The fact is, you cannot even measure the utilization rate of say an auto assembly plant in today’s world. It is all a function of line speed, robot function and capacity and vehicle configuration and complexity; and the latter, in turn, are the result of discretionary choices as to capital investment levels and vehicle design.
The bottom line is simple. There is no such thing as potential GDP, yet in Yellen’s model that is the only thing.
So as she and her posse of money printers attempt to achieve impossible macroeconomic targets embedded in a tinker toy model of economic reality, there is only one implication. That is, look out below!
The only thing they are doing is deforming and inflating the Wall Street casino. As we have demonstrated so many times, the household credit channel of monetary policy transmission is over and done because we have reached a condition of peak debt.
Consequently, the one-time parlor trick of leveraging-up household balance sheets was exhausted long-ago by Yellen’s Keynesian forbearers. Consumer spending is now strictly a function of current production and income, and that is punk owing to Washington’s smothering of supply side energies with taxes, regulations and cheap foreign goods.
In fact, notwithstanding the boom in student loans and auto finance, nominal household debt has been stagnant. That fact alone is dispositive.
Monetary policy works not through magic and sentiment, but via cheap interest rates that encourage people to borrow more than they would otherwise. They haven’t.

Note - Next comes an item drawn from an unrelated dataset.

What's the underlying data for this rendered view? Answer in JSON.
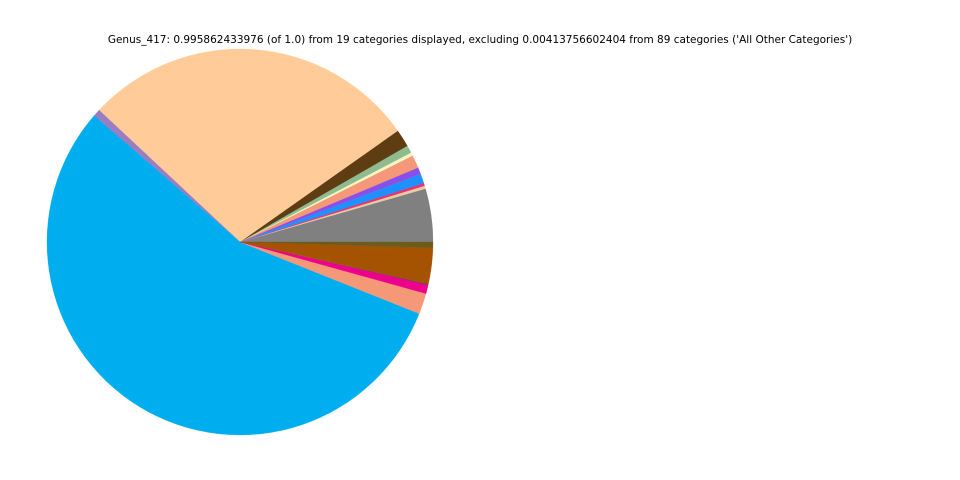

In point of fact, the primary source of private sector credit growth since the pre-crisis peak has been in the business sector. Credit market debt outstanding in nonfinancial business has risen from $10.6 trillion on the eve of the financial crisis to $12.6 trillion.
Yet the lion’s share of that $2 trillion gain is accounted for by the surge of high yield loans and bonds, which have more than doubled from $1.2 trillion to $2.6 trillion during the same period.
And one thing can be said with authority with respect to this soaring pile of junk. Namely, that it was overwhelmingly used for financial engineering in the form of stock buybacks, M&A deals and LBO’s. It thereby help to drive up the price of existing financial assets, not expand the US economy’s productive capacity and efficiency.
In this context, the march of the junk debt yield curves shown below says it all. The Fed’s heavy-handed financial repression did not trigger a domestic investment boom as Bernanke promised the Congress over and over during his twice yearly forays in deception on Capitol Hill; it simply stampeded yield-starved money managers and retail investors alike into the junk bond market regardless of risk.
Stated differently, the major channel of monetary policy transmission that actually worked during the past seven years was the junk debt market. And that $2.6 trillion enterprise in the mispricing of risk was the primary driver of $5 trillion in domestic M&A deals and stock buybacks since the crisis.
Yellen and her cohort have no clue, however, that all of their massive money printing never really left the canyons of Wall Street, but instead inflated the mother of all financial bubbles.
So they are fixing to blow-up the joint for the third time this century.
That was plain as day when our Keynesian school marm insisted that the Third Avenue credit fund failure this past week was a one-off event—-a lone rotten apple in the barrel.
Now that is the ultimate in cluelessness.